If those files are scanned with two executions:

$ datree test demo-app.yaml

$ datree test prod-app.yaml

*It will be counted as two policy checks executions.*

What is a policy?

A set of rules that is executed together on one or several Kubernetes configurations. Each policy is running as a separate entity and has its own result.

Where can I report a bug or ask for a feature request?

Bugs and features can be opened in the project GitHub repository. All tickets will be answered within three working days max.

Where can I get support?

Do not open issues for general support questions as we want to keep GitHub issues for bug reports and feature requests. Instead, we recommend using "Discussions" to ask support-related questions.

Does the CLI integration support Helm charts?

Yes.
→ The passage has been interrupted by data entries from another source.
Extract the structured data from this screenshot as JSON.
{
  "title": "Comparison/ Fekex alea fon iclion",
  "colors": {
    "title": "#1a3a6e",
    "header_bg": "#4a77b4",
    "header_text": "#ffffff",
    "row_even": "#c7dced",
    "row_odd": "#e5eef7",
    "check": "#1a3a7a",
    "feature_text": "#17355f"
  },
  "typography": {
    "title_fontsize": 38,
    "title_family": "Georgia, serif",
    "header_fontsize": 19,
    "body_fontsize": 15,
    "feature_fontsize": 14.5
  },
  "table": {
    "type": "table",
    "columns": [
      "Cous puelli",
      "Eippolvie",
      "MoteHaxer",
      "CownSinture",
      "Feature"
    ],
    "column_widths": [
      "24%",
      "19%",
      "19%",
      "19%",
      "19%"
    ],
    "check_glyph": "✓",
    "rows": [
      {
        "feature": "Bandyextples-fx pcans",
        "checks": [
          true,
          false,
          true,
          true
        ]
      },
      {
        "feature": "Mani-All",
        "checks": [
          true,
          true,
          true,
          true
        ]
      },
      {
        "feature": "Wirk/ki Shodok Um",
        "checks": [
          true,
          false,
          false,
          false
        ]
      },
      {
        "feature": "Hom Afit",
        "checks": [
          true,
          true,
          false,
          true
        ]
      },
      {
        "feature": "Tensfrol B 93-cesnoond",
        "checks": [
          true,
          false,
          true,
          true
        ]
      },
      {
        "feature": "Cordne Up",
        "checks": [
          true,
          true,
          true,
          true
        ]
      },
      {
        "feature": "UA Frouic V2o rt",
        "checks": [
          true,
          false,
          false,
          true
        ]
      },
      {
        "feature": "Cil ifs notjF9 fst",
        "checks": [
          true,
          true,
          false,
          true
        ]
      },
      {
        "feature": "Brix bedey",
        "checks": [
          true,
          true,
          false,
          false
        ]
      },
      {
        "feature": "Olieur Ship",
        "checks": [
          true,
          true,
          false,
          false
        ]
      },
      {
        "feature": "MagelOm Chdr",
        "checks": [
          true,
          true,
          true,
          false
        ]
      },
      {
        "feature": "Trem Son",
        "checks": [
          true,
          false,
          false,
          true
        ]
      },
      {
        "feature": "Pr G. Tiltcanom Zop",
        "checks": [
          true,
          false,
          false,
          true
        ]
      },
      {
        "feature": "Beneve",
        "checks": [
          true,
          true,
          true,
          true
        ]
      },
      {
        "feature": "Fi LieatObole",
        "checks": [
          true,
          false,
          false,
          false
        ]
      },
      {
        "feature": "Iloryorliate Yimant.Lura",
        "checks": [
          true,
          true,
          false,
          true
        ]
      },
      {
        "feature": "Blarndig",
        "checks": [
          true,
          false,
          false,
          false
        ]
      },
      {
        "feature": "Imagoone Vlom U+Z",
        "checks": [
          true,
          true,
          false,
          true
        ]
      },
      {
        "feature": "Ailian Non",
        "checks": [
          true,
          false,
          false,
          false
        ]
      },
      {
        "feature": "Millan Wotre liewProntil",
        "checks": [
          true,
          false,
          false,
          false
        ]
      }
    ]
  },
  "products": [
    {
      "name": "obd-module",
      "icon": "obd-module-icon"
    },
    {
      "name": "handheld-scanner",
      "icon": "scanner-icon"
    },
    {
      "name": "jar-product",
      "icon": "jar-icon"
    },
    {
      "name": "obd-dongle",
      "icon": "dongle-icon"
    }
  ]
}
Datree also has a Helm plugin that can be accessed through the helm CLI, to provide a seamless experience to Helm users.

Why should I enable a rule that is already validated by kubectl when deploying?

You should always inspire to "shift-left" any validation process. This way, the end-user (e.g. a developer) can receive feedback as soon as possible without the cost of context switching. With Datree, the validation process can start at the CI (and even earlier), instead of waiting for the CD.

Also, the kubectl validation process does not always have a clear-cut error message when failing. This can create confusion for the end-user about what he should fix and how. With Datree, the Kubernetes owner can control the error message and instruct the end-user the appropriate action to take

To conclude, the best practice is to run Datree's policy check before any kubectl validation check.

Do you have an Admission Controller integration?

No, but this is on our roadmap. If you want to join our preview community and be part of our Early Adopter Community, send an email to

Can I customize or add my own rules to a policy?

Yes, you can write any custom rule that you desire and add it to your policies.

Can I host the Dashboard data myself?

No, although we are looking to build an on-premise version of the Dashboard for use in private clouds.